What we have learnt


How do students use their time?

Students in the national 2011 CSSE sample reported spending 8,2 hours per week preparing for class and 8,4 hours travelling to and from classes; almost the same amount of time that is spent preparing for class.

How do students and staff interact?

Generally, students do not interact with staff on a regular basis. The majority (58%) of students reported that they have never worked with lecturers on activities other than their studies. Furthermore, an overwhelming majority (83%) of students reported that they have never communicated with a lecturer using an electronic medium, and a quarter of students reported that they have never spoken to a lecturer or counsellor regarding their career plans.

Are diverse interactions taking place?

Only 30% of the 2011 CSSE sample reported often having serious conversations with students from different ethnic groups, whilst 39% reported often having serious conversations with students very different from themselves in terms of religious beliefs, political opinions, and personal values.

Overall, 54% of students indicated that their college placed adequate emphasis on encouraging contact between students of different economic, social, and ethnic backgrounds.

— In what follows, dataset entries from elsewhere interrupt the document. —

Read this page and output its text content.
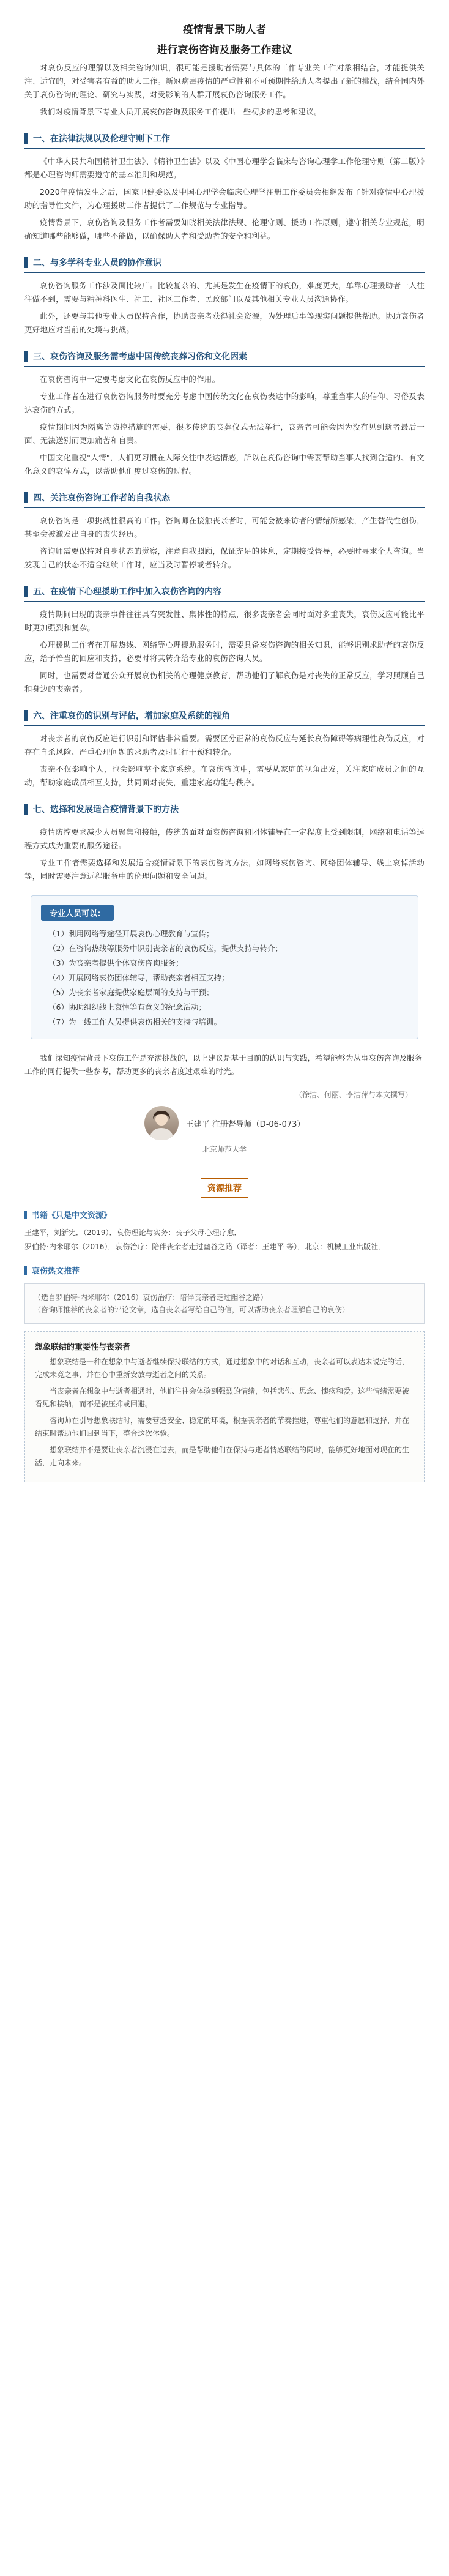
疫情背景下助人者
进行哀伤咨询及服务工作建议

对哀伤反应的理解以及相关咨询知识，很可能是援助者需要与具体的工作专业关工作对象相结合，才能提供关注、适宜的，对受害者有益的助人工作。新冠病毒疫情的严重性和不可预期性给助人者提出了新的挑战，结合国内外关于哀伤咨询的理论、研究与实践，对受影响的人群开展哀伤咨询服务工作。

我们对疫情背景下专业人员开展哀伤咨询及服务工作提出一些初步的思考和建议。

一、在法律法规以及伦理守则下工作

《中华人民共和国精神卫生法》、《精神卫生法》以及《中国心理学会临床与咨询心理学工作伦理守则（第二版）》都是心理咨询师需要遵守的基本准则和规范。

2020年疫情发生之后，国家卫健委以及中国心理学会临床心理学注册工作委员会相继发布了针对疫情中心理援助的指导性文件，为心理援助工作者提供了工作规范与专业指导。

疫情背景下，哀伤咨询及服务工作者需要知晓相关法律法规、伦理守则、援助工作原则，遵守相关专业规范，明确知道哪些能够做，哪些不能做，以确保助人者和受助者的安全和利益。

二、与多学科专业人员的协作意识

哀伤咨询服务工作涉及面比较广。比较复杂的、尤其是发生在疫情下的哀伤，难度更大，单靠心理援助者一人往往做不到，需要与精神科医生、社工、社区工作者、民政部门以及其他相关专业人员沟通协作。

此外，还要与其他专业人员保持合作，协助丧亲者获得社会资源，为处理后事等现实问题提供帮助。协助哀伤者更好地应对当前的处境与挑战。

三、哀伤咨询及服务需考虑中国传统丧葬习俗和文化因素

在哀伤咨询中一定要考虑文化在哀伤反应中的作用。

专业工作者在进行哀伤咨询服务时要充分考虑中国传统文化在哀伤表达中的影响，尊重当事人的信仰、习俗及表达哀伤的方式。

疫情期间因为隔离等防控措施的需要，很多传统的丧葬仪式无法举行，丧亲者可能会因为没有见到逝者最后一面、无法送别而更加痛苦和自责。

中国文化重视"人情"，人们更习惯在人际交往中表达情感，所以在哀伤咨询中需要帮助当事人找到合适的、有文化意义的哀悼方式，以帮助他们度过哀伤的过程。

四、关注哀伤咨询工作者的自我状态

哀伤咨询是一项挑战性很高的工作。咨询师在接触丧亲者时，可能会被来访者的情绪所感染，产生替代性创伤，甚至会被激发出自身的丧失经历。

咨询师需要保持对自身状态的觉察，注意自我照顾，保证充足的休息，定期接受督导，必要时寻求个人咨询。当发现自己的状态不适合继续工作时，应当及时暂停或者转介。

五、在疫情下心理援助工作中加入哀伤咨询的内容

疫情期间出现的丧亲事件往往具有突发性、集体性的特点，很多丧亲者会同时面对多重丧失，哀伤反应可能比平时更加强烈和复杂。

心理援助工作者在开展热线、网络等心理援助服务时，需要具备哀伤咨询的相关知识，能够识别求助者的哀伤反应，给予恰当的回应和支持，必要时将其转介给专业的哀伤咨询人员。

同时，也需要对普通公众开展哀伤相关的心理健康教育，帮助他们了解哀伤是对丧失的正常反应，学习照顾自己和身边的丧亲者。

六、注重哀伤的识别与评估，增加家庭及系统的视角

对丧亲者的哀伤反应进行识别和评估非常重要。需要区分正常的哀伤反应与延长哀伤障碍等病理性哀伤反应，对存在自杀风险、严重心理问题的求助者及时进行干预和转介。

丧亲不仅影响个人，也会影响整个家庭系统。在哀伤咨询中，需要从家庭的视角出发，关注家庭成员之间的互动，帮助家庭成员相互支持，共同面对丧失，重建家庭功能与秩序。

七、选择和发展适合疫情背景下的方法

疫情防控要求减少人员聚集和接触，传统的面对面哀伤咨询和团体辅导在一定程度上受到限制，网络和电话等远程方式成为重要的服务途径。

专业工作者需要选择和发展适合疫情背景下的哀伤咨询方法，如网络哀伤咨询、网络团体辅导、线上哀悼活动等，同时需要注意远程服务中的伦理问题和安全问题。

专业人员可以：
（1）利用网络等途径开展哀伤心理教育与宣传；
（2）在咨询热线等服务中识别丧亲者的哀伤反应，提供支持与转介；
（3）为丧亲者提供个体哀伤咨询服务；
（4）开展网络哀伤团体辅导，帮助丧亲者相互支持；
（5）为丧亲者家庭提供家庭层面的支持与干预；
（6）协助组织线上哀悼等有意义的纪念活动；
（7）为一线工作人员提供哀伤相关的支持与培训。

我们深知疫情背景下哀伤工作是充满挑战的，以上建议是基于目前的认识与实践，希望能够为从事哀伤咨询及服务工作的同行提供一些参考，帮助更多的丧亲者度过艰难的时光。

（徐洁、何丽、李洁萍与本文撰写）
王建平 注册督导师（D-06-073）
北京师范大学
资源推荐
书籍《只是中文资源》
王建平，刘新宪．（2019）．哀伤理论与实务：丧子父母心理疗愈．
罗伯特·内米耶尔（2016）．哀伤治疗：陪伴丧亲者走过幽谷之路（译者：王建平 等）．北京：机械工业出版社．
哀伤热文推荐

（选自罗伯特·内米耶尔（2016）哀伤治疗：陪伴丧亲者走过幽谷之路）

（咨询师推荐的丧亲者的评论文章，选自丧亲者写给自己的信，可以帮助丧亲者理解自己的哀伤）

想象联结的重要性与丧亲者

想象联结是一种在想象中与逝者继续保持联结的方式，通过想象中的对话和互动，丧亲者可以表达未说完的话，完成未竟之事，并在心中重新安放与逝者之间的关系。

当丧亲者在想象中与逝者相遇时，他们往往会体验到强烈的情绪，包括悲伤、思念、愧疚和爱。这些情绪需要被看见和接纳，而不是被压抑或回避。

咨询师在引导想象联结时，需要营造安全、稳定的环境，根据丧亲者的节奏推进，尊重他们的意愿和选择，并在结束时帮助他们回到当下，整合这次体验。

想象联结并不是要让丧亲者沉浸在过去，而是帮助他们在保持与逝者情感联结的同时，能够更好地面对现在的生活，走向未来。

How well supported do students feel?

Almost three quarters (72%) of students reported that their colleges placed very little or some focus on providing them with the academic support they need to help them succeed at their colleges.

How satisfied are students with their educational experience?

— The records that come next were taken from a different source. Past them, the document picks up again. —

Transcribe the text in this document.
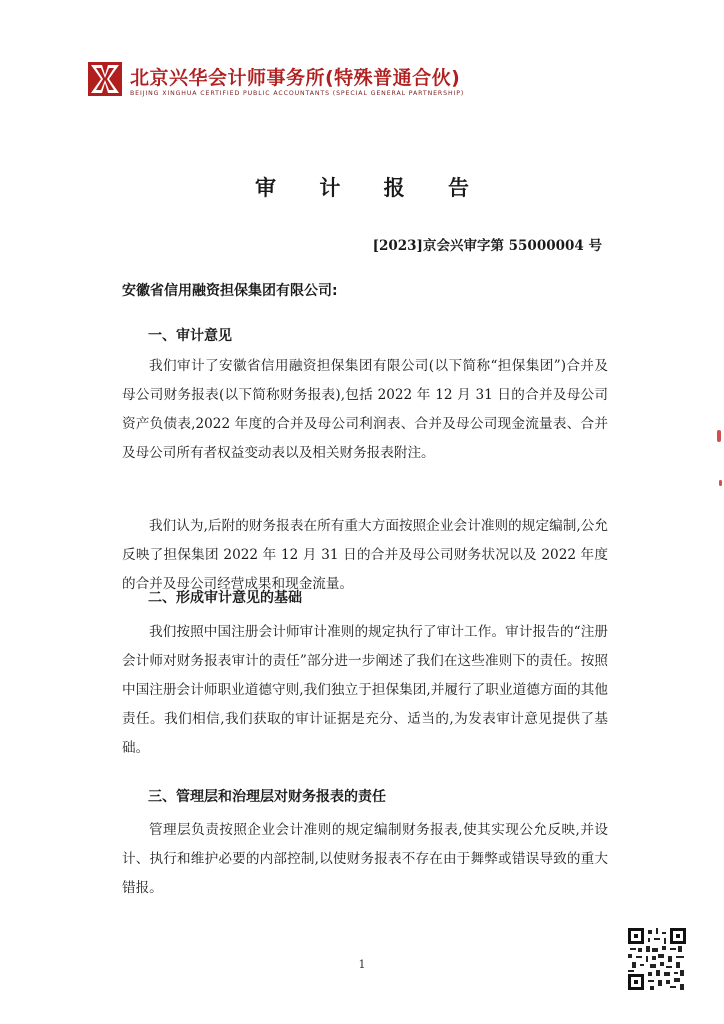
北京兴华会计师事务所(特殊普通合伙)
BEIJING XINGHUA CERTIFIED PUBLIC ACCOUNTANTS (SPECIAL GENERAL PARTNERSHIP)
审 计 报 告
[2023]京会兴审字第 55000004 号
安徽省信用融资担保集团有限公司:
一、审计意见
我们审计了安徽省信用融资担保集团有限公司(以下简称“担保集团”)合并及母公司财务报表(以下简称财务报表),包括 2022 年 12 月 31 日的合并及母公司资产负债表,2022 年度的合并及母公司利润表、合并及母公司现金流量表、合并及母公司所有者权益变动表以及相关财务报表附注。
我们认为,后附的财务报表在所有重大方面按照企业会计准则的规定编制,公允反映了担保集团 2022 年 12 月 31 日的合并及母公司财务状况以及 2022 年度的合并及母公司经营成果和现金流量。
二、形成审计意见的基础
我们按照中国注册会计师审计准则的规定执行了审计工作。审计报告的“注册会计师对财务报表审计的责任”部分进一步阐述了我们在这些准则下的责任。按照中国注册会计师职业道德守则,我们独立于担保集团,并履行了职业道德方面的其他责任。我们相信,我们获取的审计证据是充分、适当的,为发表审计意见提供了基础。
三、管理层和治理层对财务报表的责任
管理层负责按照企业会计准则的规定编制财务报表,使其实现公允反映,并设计、执行和维护必要的内部控制,以使财务报表不存在由于舞弊或错误导致的重大错报。
1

The majority of students reported that their entire educational experience at their colleges had been positive, 76% of the students rated their educational experience as good and excellent.  Overall, 66% of the students in the 2011 CSSE sample reported that they would recommend their colleges to other people.

How do lecturers and students see each other?

Student engagement measures can help to compare staff and student responses and facilitate conversations about how staff and students see each other. For example, almost two thirds (63%) of students reported that they regularly worked harder than they thought they could to achieve the expectations of the lecturer. However, less than a third (31%) of the lecturers agreed on this point. Furthermore, an overwhelming majority (80%) of students reported that their assessment tasks motivated them to do their best work. In contrast to this, only 33% of lecturers held this opinion.